The UN’s human rights chief has been weighing in on recent killings committed by State authorities, or by rogue members of State military forces, emphasizing that all Governments must strictly abide by international law and hold those who serve, accountable for any violations.
In a statement released on Wednesday, UN High Commissioner for Human Rights, Michelle Bachelet, welcomed the acknowledgement by the Government of Cameroon – following a national investigation – that members of its military were involved in the deaths of at least 13 people in a village in the country’s northwest region, as well as the announcement of new legal proceedings against them.
Allegations began to circulate in February that three Cameroonian soldiers were involved in the killing of members of an armed separatist group, along with others, in the village of Ngarbuh, in the country’s northwest.

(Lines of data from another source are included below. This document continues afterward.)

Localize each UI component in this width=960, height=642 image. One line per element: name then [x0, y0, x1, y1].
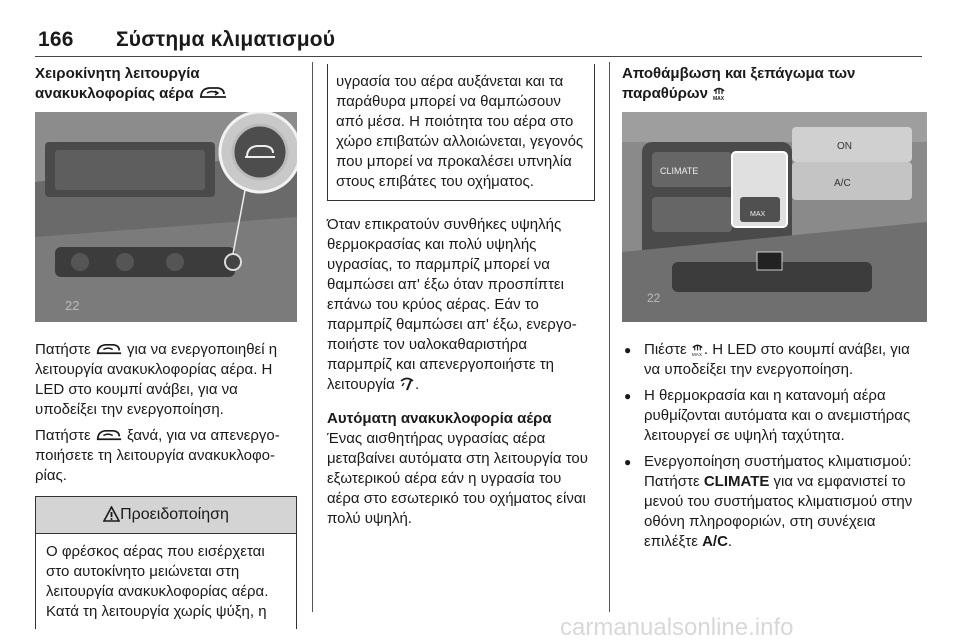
page-header — [38, 28, 335, 52]
watermark: carmanualsonline.info — [560, 614, 794, 641]
column-2 — [327, 64, 595, 529]
ac-option-label: A/C — [702, 533, 728, 550]
defrost-max-icon — [712, 85, 726, 101]
column-1 — [35, 64, 297, 629]
svg-text:MAX: MAX — [713, 96, 725, 101]
recirculation-icon — [198, 85, 228, 101]
recirculation-icon — [95, 428, 123, 443]
list-item: ● Πιέστε MAX . Η LED στο κουμπί ανάβει, για να υποδείξει την ενεργοποίηση. — [622, 340, 927, 380]
on-label: ON — [837, 141, 852, 152]
header-rule — [35, 56, 922, 57]
paragraph: Όταν επικρατούν συνθήκες υψηλής θερμοκρασίας και πολύ υψηλής υγρασίας, το παρμπρίζ μπορεί να θαμπώσει απ' έξω όταν προσπίπτει επάνω του κρύος αέρας. Εάν το παρμπρίζ θαμπώσει απ' έξω, ενεργοποιήστε τον υαλοκαθαριστήρα παρμπρίζ και απενεργοποιήστε τη λειτουργία . — [327, 216, 577, 393]
page-title: Σύστημα κλιματισμού — [116, 28, 336, 51]
climate-label: CLIMATE — [660, 166, 699, 176]
list-item: ● Ενεργοποίηση συστήματος κλιματισμού: Πατήστε CLIMATE για να εμφανιστεί το μενού του συστήματος κλιματισμού στην οθόνη πληροφοριών, στη συνέχεια επιλέξτε A/C. — [622, 452, 927, 552]
paragraph: Ένας αισθητήρας υγρασίας αέρα μεταβαίνει αυτόματα στη λειτουργία του εξωτερικού αέρα εάν η υγρασία του αέρα στο εσωτερικό του οχήματος είναι πολύ υψηλή. — [327, 430, 588, 527]
warning-box-continued: υγρασία του αέρα αυξάνεται και τα παράθυρα μπορεί να θαμπώσουν από μέσα. Η ποιότητα του αέρα στο χώρο επιβατών αλλοιώνεται, γεγονός που μπορεί να προκαλέσει υπνηλία στους επιβάτες του οχήματος. — [327, 64, 595, 201]
svg-text:MAX: MAX — [691, 352, 702, 357]
defrost-button-photo — [622, 112, 927, 322]
climate-button-label: CLIMATE — [703, 473, 770, 490]
page-number: 166 — [38, 28, 74, 51]
instruction-list — [622, 340, 927, 552]
section-heading-auto-recirculation: Αυτόματη ανακυκλοφορία αέρα — [327, 410, 552, 427]
recirculation-button-photo — [35, 112, 297, 322]
wiper-icon — [399, 376, 415, 392]
max-label: MAX — [750, 211, 766, 218]
defrost-max-icon — [691, 342, 704, 357]
section-heading-manual-recirculation: Χειροκίνητη λειτουργία ανακυκλοφορίας αέρα — [35, 64, 297, 104]
column-divider — [312, 62, 313, 612]
svg-text:22: 22 — [647, 291, 661, 305]
column-3 — [622, 64, 927, 558]
section-heading-defrost: Αποθάμβωση και ξεπάγωμα των παραθύρων MAX — [622, 65, 856, 102]
recirculation-icon — [95, 342, 123, 357]
ac-label: A/C — [834, 178, 851, 189]
paragraph: Πατήστε για να ενεργοποιηθεί η λειτουργία ανακυκλοφορίας αέρα. Η LED στο κουμπί ανάβει, για να υποδείξει την ενεργοποίηση. — [35, 341, 278, 418]
list-item: ● Η θερμοκρασία και η κατανομή αέρα ρυθμίζονται αυτόματα και ο ανεμιστήρας λειτουργεί σε υψηλή ταχύτητα. — [622, 386, 927, 446]
paragraph: Πατήστε ξανά, για να απενεργοποιήσετε τη λειτουργία ανακυκλοφορίας. — [35, 427, 280, 484]
warning-header: Προειδοποίηση — [36, 497, 296, 534]
warning-triangle-icon — [103, 506, 120, 522]
svg-text:22: 22 — [65, 298, 80, 313]
warning-text: Ο φρέσκος αέρας που εισέρχεται στο αυτοκίνητο μειώνεται στη λειτουργία ανακυκλοφορίας αέρα. Κατά τη λειτουργία χωρίς ψύξη, η — [46, 543, 269, 620]
warning-box — [35, 496, 297, 629]
column-divider — [609, 62, 610, 612]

Hundreds of thousands have been displaced there in recent years by clashes between national forces and separatists.
OHCHR was among a range of voices calling on the Government to ensure that its security forces conduct themselves in strict accordance with international law during all operations.
A commission established to investigate the killings found that two soldiers and a gendarme, aided by 10 members of a vigilante committee, stormed Ngarbuh and shot dead five members of the separatist group.
When the servicemen discovered that women and children had been killed as a result of the operation, they panicked and burned down houses to try to cover up their actions.
“I welcome the Government’s decision to set up a national commission of inquiry…to look into these killings,” said the OHCHR chief. “It is now essential that all those responsible for the deaths of the people in the village of Ngarbuh are held fully to account in a fair and transparent judicial process.”
Cameroonian authorities have said that legal proceedings are being initiated against the three servicemen and that they are continuing to search for the vigilante members.